Bitte sagen Sie mir doch, was ich machen kann!!! Ich fühle mich so allein
gelassen. Ich sitze hier in einem kleine ländlichen Dorf."
So gut ich konnte, gab ich ihr Auskunft, über Schulen, über Gebärdensprachkurse
und gab ihr Adressen und Infos zu weiteren Hilfsmitteln und Elternverbänden,
mit Eltern, die genauso fühlten wie sie.
Sie bedankte sich so sehr, daß es mir fast weh tat.
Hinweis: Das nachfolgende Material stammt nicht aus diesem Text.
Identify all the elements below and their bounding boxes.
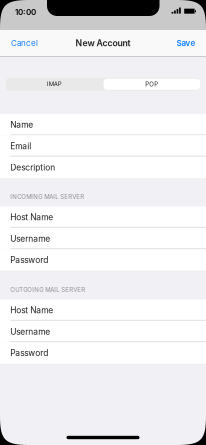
- staticText: New Account: [76, 38, 130, 48]
- staticText: IMAP: [47, 81, 62, 88]
- button[interactable]: Email: [0, 135, 206, 157]
- staticText: Name: [10, 120, 33, 130]
- button[interactable]: Host Name: [0, 206, 206, 228]
- staticText: 10:00: [15, 7, 36, 17]
- staticText: Host Name: [10, 212, 53, 222]
- button[interactable]: Password: [0, 342, 206, 364]
- staticText: Save: [176, 38, 196, 48]
- staticText: Host Name: [10, 305, 53, 315]
- button[interactable]: Username: [0, 228, 206, 249]
- button[interactable]: IMAP: [6, 78, 103, 91]
- staticText: Password: [10, 255, 48, 265]
- staticText: Username: [10, 234, 50, 244]
- button[interactable]: Host Name: [0, 300, 206, 321]
- staticText: INCOMING MAIL SERVER: [10, 193, 84, 200]
- button[interactable]: Description: [0, 157, 206, 178]
- button[interactable]: POP: [6, 78, 103, 89]
- staticText: Email: [10, 141, 31, 151]
- button[interactable]: Password: [0, 249, 206, 271]
- button[interactable]: Cancel: [0, 30, 44, 56]
- button[interactable]: Username: [0, 321, 206, 342]
- staticText: Description: [10, 162, 55, 173]
- staticText: Username: [10, 326, 50, 337]
- staticText: OUTGOING MAIL SERVER: [10, 286, 85, 293]
- staticText: Password: [10, 348, 48, 358]
- button[interactable]: Save: [0, 30, 44, 56]
- button[interactable]: Name: [0, 114, 206, 135]
- staticText: POP: [145, 81, 158, 88]
- staticText: Cancel: [11, 38, 38, 48]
Das Gespräch ließ mich lange nicht los. Wo sind die, die es zu ihrem
Beruf gemacht haben diesen Leuten zu helfen? Warum können Frühförderstellen
nicht einfach mal über ihren Schatten springen und etwas anderes als Hörtraining,
Ablesenlernen und Sprachübungen empfehlen.
Wo sind verantwortungsbewußte Pädagogen, die keine Angst um ihren Job
haben? Wo sind die Pädagogen, die auch die Alternativen kennen und vorschlagen,
wenn sie merken, daß sie am Ende ihrer Weisheit sind. Warum beharren sie
selbst in solchen Situationen auf ihrer starren eingefahrenen Meinung?
Warum kann man diesen Müttern nicht helfen, sie unterstützen, diesen
Müttern, die ihre Kinder lieben und ihnen eine gute Zukunft wünschen.
Warum können Ohrenärzte und Hörgeräteakkustiker nicht sagen, mit Hören
ist nichts zu machen, aber ihr Sohn kann Gebärdensprache lernen und seinen
Weg gehen. Er wird sich in der Gemeinschaft der Gehörlosen wohlfühlen
und sich als nichtbehindert sehen können. Er muß nicht, wie z.B. dieser
Mutter gesagt wurde, in eine Behinderten-Werkstatt, er kann einen ganz
normalen Beruf lernen und ganz normal leben.